Efforts in March 2010 to dismiss Feldman and Martin Perry’s charges met with some success, as a North Carolina court threw out charges of civil conspiracy and wrongful termination while allowing charges of breach of contract and violations of the Americans with Disabilities Act to stand trial. (Feldman and Perry did not respond to requests for comment.)
But in the end, it was the Wortley lawsuit that brought the company down. Up until the trial date, the company maintained in a recent SEC filing that the asset purchase agreement “was not a valid contract.” This language represented a departure from a 10-Q filed soon after Wortley’s suit, when Law Enforcement admitted to being “currently in default of this agreement.”
Tony Perry said the company could not elaborate on why the agreement might be invalid.
“The public record is out there for all to see,” Joe Wortley said. “The question is, if you strike a bargain and shake hands and sign a contract, should it be enforced?”
Unfortunately for Law Enforcement, the jury said “yes.” In a short decision rendered just weeks after the trial began, on June 27, 2011, the jury found that Law Enforcement breached the Asset Purchase Agreement. They awarded Wortley $1.1 million in damages.
It was always clear that if the Wortley lawsuit was lost, the company’s meager store of $76,000 cash and $2.5 million in total assets wouldn’t be enough to avoid bankruptcy or worse. In that case, they would need help from Raymond James to maintain operations.
Raymond James representatives wouldn’t comment on their intentions last March, but it turned out that no help was forthcoming. On July 27, Law Enforcement filed for Chapter 11 bankruptcy. They listed debt liability of $1.7 million — most of it owed to Wortley — and assets under $50,000.

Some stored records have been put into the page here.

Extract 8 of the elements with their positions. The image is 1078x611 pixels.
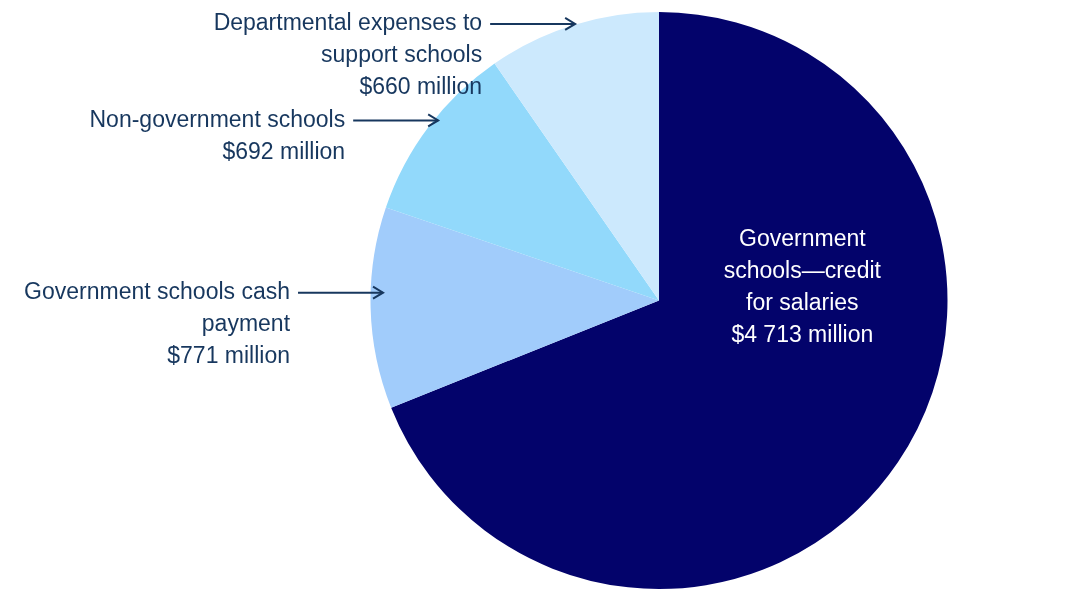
data-label: $4 713 million [731, 320, 874, 347]
slice-label: Departmental expenses to support schools [213, 9, 483, 68]
data-label: $660 million [359, 73, 483, 100]
slice-label: Government schools cash payment [24, 278, 291, 337]
slice-label: Non-government schools [89, 105, 346, 132]
data-label: $771 million [167, 342, 291, 369]
data-label: $692 million [222, 137, 346, 164]
slice-label: Government schools—credit for salaries [723, 224, 882, 315]
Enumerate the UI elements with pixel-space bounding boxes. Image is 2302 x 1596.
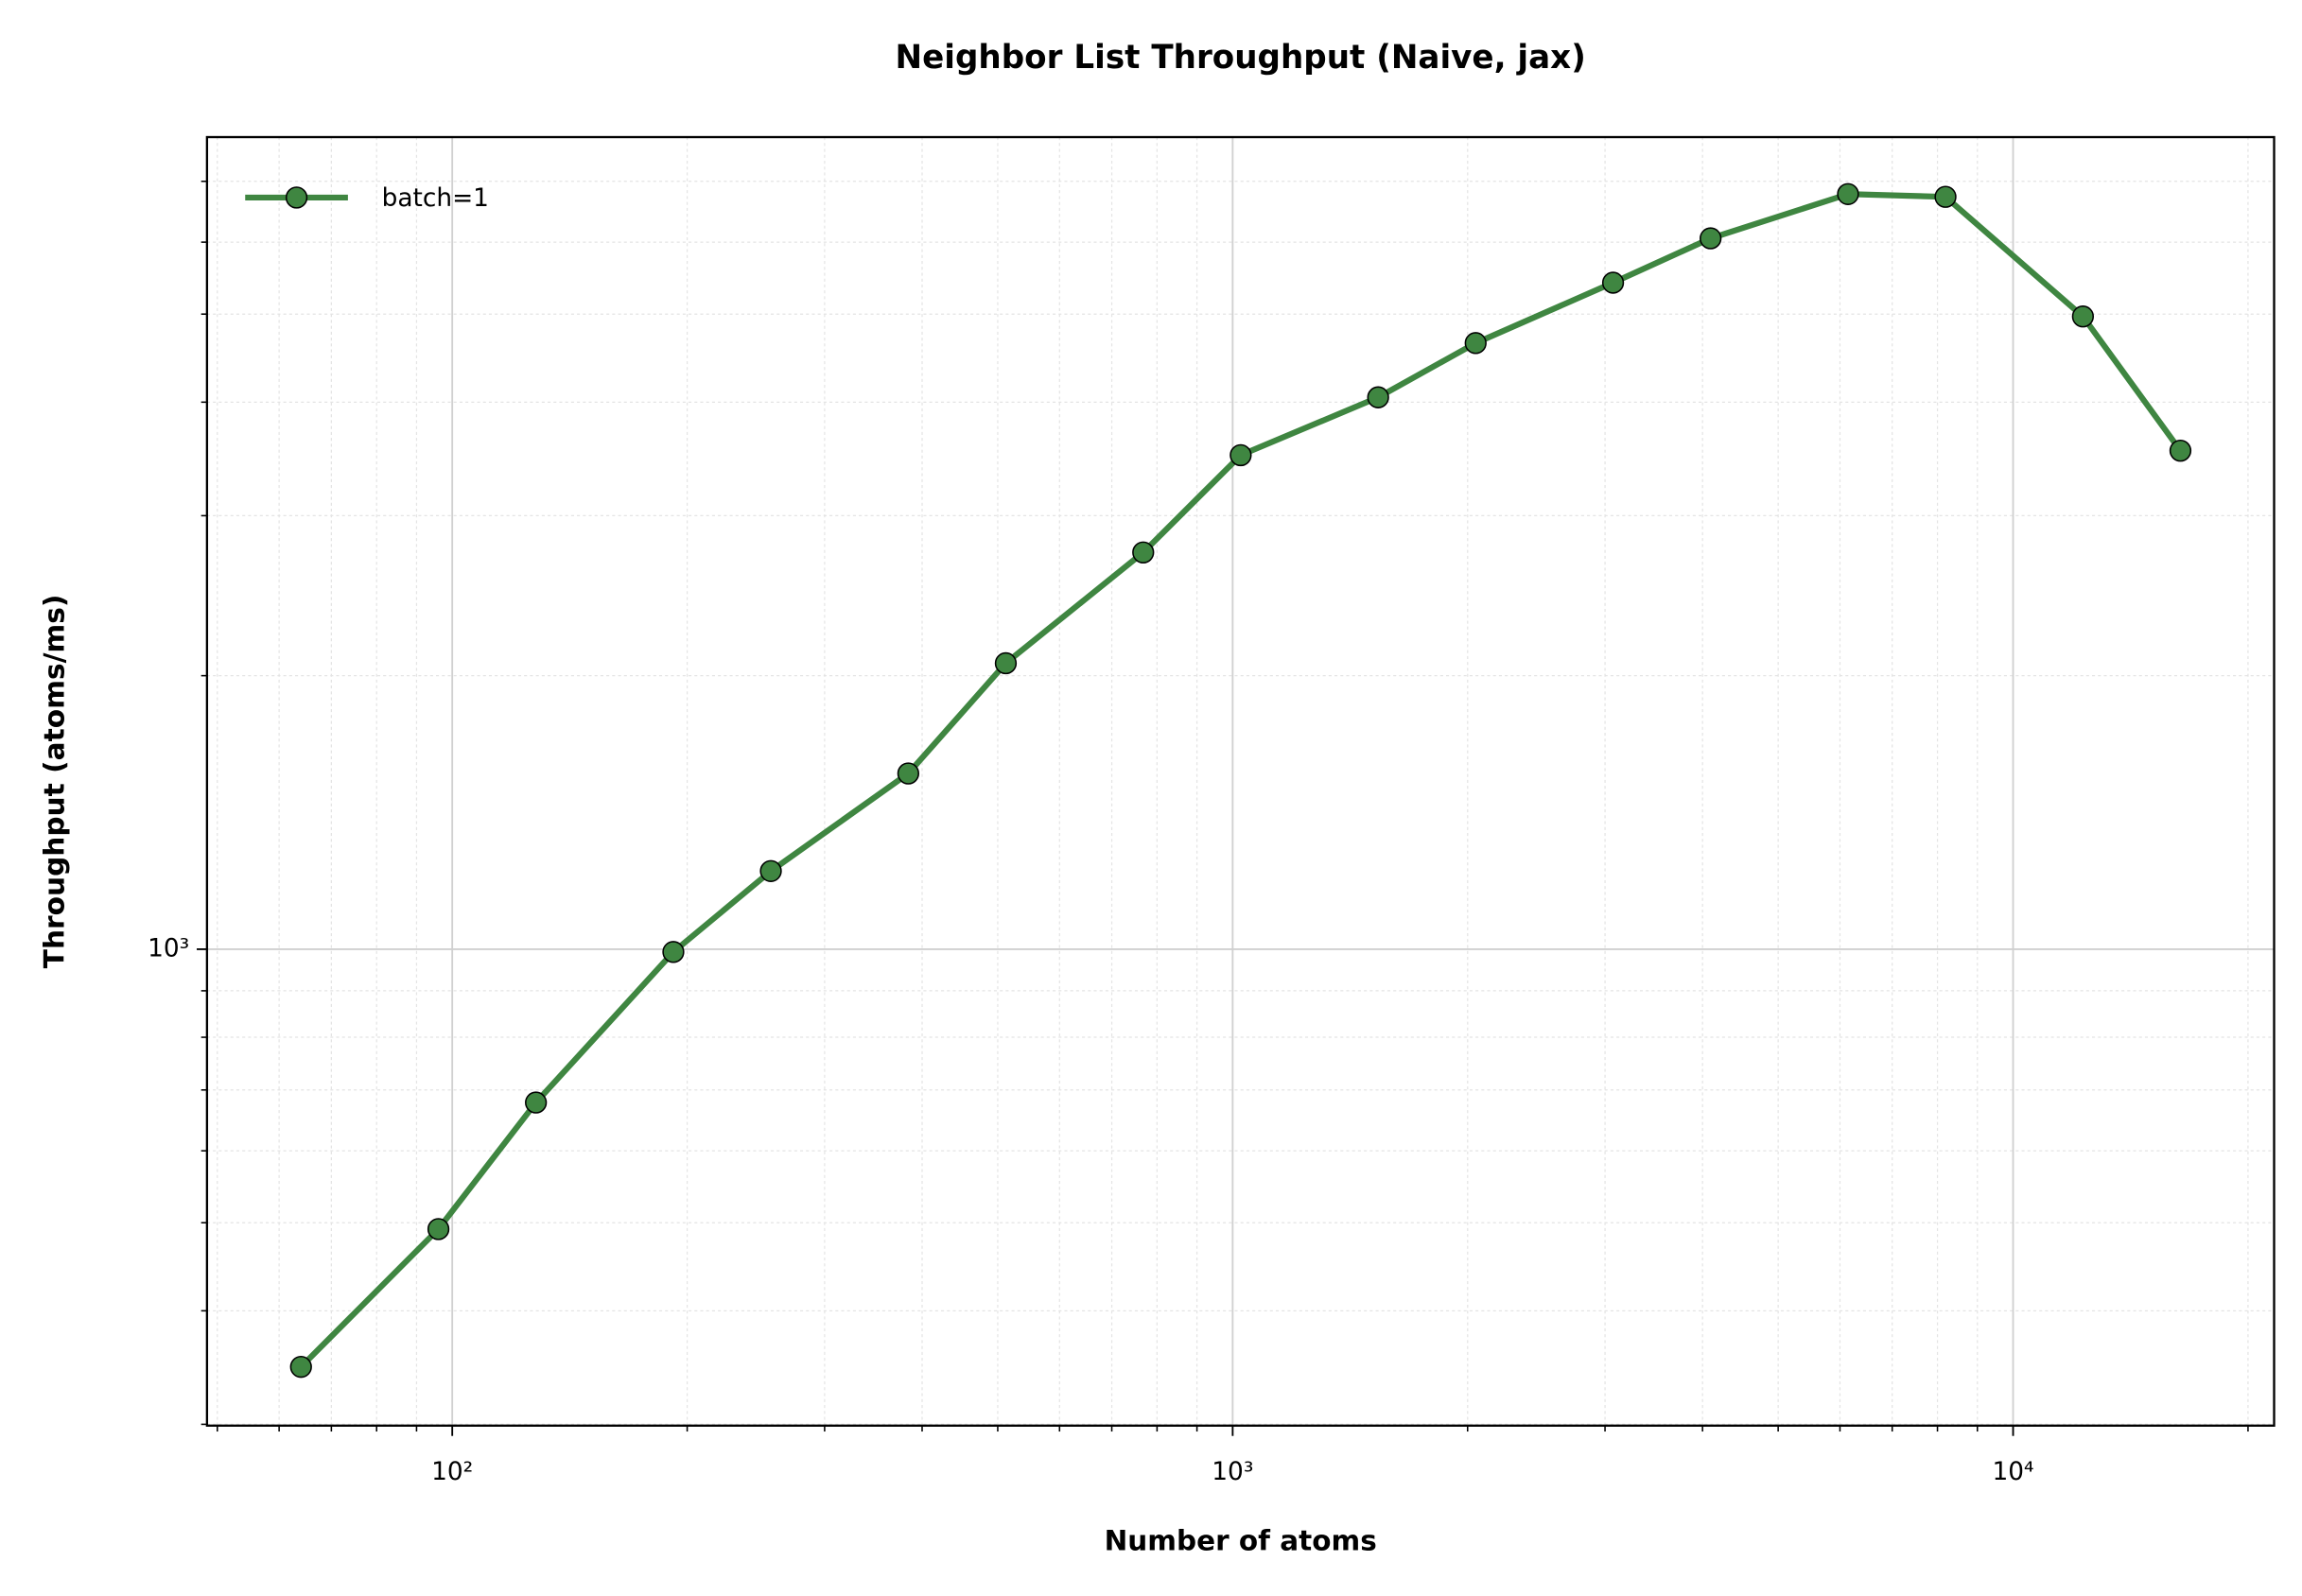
chart-title: Neighbor List Throughput (Naive, jax) — [896, 39, 1586, 77]
legend-marker — [285, 186, 308, 209]
x-tick-label: 10³ — [1212, 1457, 1253, 1486]
plot-frame — [205, 135, 2276, 1427]
y-tick-label: 10³ — [148, 933, 189, 963]
data-point — [897, 762, 920, 785]
x-tick-label: 10² — [431, 1457, 473, 1486]
data-point — [1132, 541, 1155, 564]
y-axis-label: Throughput (atoms/ms) — [39, 595, 71, 969]
data-point — [662, 941, 685, 963]
data-point — [1700, 227, 1722, 250]
data-point — [525, 1091, 548, 1114]
data-point — [1464, 332, 1487, 355]
data-point — [994, 651, 1018, 675]
data-point — [1837, 182, 1859, 205]
legend-label: batch=1 — [382, 183, 489, 213]
data-point — [1601, 271, 1625, 294]
data-point — [1229, 443, 1252, 467]
data-point — [2071, 305, 2095, 328]
data-point — [427, 1218, 450, 1240]
x-tick-label: 10⁴ — [1992, 1457, 2033, 1486]
data-point — [2169, 439, 2192, 462]
data-point — [1367, 386, 1389, 408]
data-point — [289, 1355, 312, 1379]
data-point — [759, 859, 782, 882]
x-axis-label: Number of atoms — [1105, 1524, 1377, 1556]
data-point — [1934, 185, 1957, 208]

As the bankruptcy court process unfolded, the company sued Taser International in November for breaching a purchase contract relating to patents for the failed stun gun project. Meanwhile, Perry and Feldman’s lawsuits, along with the New Prime Holdings surveillance van case, continue to make their way through the court process, representing further potential liabilities.
The legal process drags on, but the company’s functional existence has come to an end. After more than a decade of avoiding the ultimate consequence for decisions that were questionable on business and ethical levels, one of the strangest chapters in regional business history draws to a conclusion — Law Enforcement’s number is finally up.